A Beautiful Dance: A Conversation with Signal Maestro Dan Minor

By Jeff Miller

The dance of proteins is the major work of Dan Minor, PhD, an investigator in UCSF’s Cardiovascular Research Institute. Minor doesn’t actually choreograph the dance, of course, although he likes to inject a few changes in the routine now and then just to see what happens. No, what Minor does best is study the movements, particularly those of the ion channel proteins.

Photo of Dan Minor

Dan Minor

If studying ion channel proteins sounds like some nerdy passion for those with few social skills, cup your ears for a moment and listen to your heartbeat. That beat you hear is the dance and if the proteins responsible miss a beat or two and send your heart into arrhythmia, well, your dancing days might be over -- permanently.

Ion channels, which likely number in the thousands when you consider all the possible combinations, pivot around the flow of calcium, sodium and potassium in and out of cells – a flow that underpins the electrical signals that not only make our hearts beat, but our brains work. They are essential to hearing as well.

And did I mention speed? Electrical signals can pass from our brain to our toes in a few milliseconds.

It’s a dazzling display and one that, when studied with the right tools and strategies, yields an image of what the proteins look like as they move and change.

Will this knowledge mean more lives saved or fewer lives damaged?

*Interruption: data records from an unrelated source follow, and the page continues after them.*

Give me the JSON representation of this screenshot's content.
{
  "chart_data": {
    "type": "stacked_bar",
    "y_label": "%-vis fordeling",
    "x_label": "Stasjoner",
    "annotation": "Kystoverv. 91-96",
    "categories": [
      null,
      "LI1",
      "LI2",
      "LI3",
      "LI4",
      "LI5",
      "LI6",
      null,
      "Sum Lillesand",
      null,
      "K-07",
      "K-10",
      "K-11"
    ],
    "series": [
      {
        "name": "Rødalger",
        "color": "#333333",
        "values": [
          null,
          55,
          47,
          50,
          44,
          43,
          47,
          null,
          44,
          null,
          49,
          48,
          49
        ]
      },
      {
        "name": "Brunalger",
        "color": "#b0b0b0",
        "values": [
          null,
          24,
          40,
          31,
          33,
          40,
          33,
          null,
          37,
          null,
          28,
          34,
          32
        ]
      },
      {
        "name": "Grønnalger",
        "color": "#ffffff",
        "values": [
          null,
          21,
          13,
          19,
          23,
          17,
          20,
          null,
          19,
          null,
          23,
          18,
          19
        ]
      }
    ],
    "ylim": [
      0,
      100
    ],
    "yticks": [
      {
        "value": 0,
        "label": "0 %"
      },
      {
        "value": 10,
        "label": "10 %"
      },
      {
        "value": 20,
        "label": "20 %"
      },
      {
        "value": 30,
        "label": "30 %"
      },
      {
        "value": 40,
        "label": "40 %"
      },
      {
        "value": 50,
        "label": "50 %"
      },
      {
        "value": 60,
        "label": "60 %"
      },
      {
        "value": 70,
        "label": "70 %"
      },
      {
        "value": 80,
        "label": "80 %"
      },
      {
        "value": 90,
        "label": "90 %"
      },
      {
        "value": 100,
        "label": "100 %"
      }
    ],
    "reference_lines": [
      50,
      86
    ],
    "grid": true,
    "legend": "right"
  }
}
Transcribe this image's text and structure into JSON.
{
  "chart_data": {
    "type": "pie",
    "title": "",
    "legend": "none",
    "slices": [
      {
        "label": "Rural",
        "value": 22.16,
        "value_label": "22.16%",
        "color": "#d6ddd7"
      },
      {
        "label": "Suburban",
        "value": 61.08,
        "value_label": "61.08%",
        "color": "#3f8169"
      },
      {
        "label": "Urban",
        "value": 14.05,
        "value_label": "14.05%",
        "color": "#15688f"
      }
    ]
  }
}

Possibly, Minor acknowledges. After all, the various molecular modules involved in signaling, once they are identified and their architecture mapped, are essential steps to understanding our chemical and electrical wiring. But they are not the whole ballet.

Still, if understanding the big questions about disease means first understanding the small points, then we should encourage this basic scientist to take a deep bow for his role in what is fast becoming a Minor classic.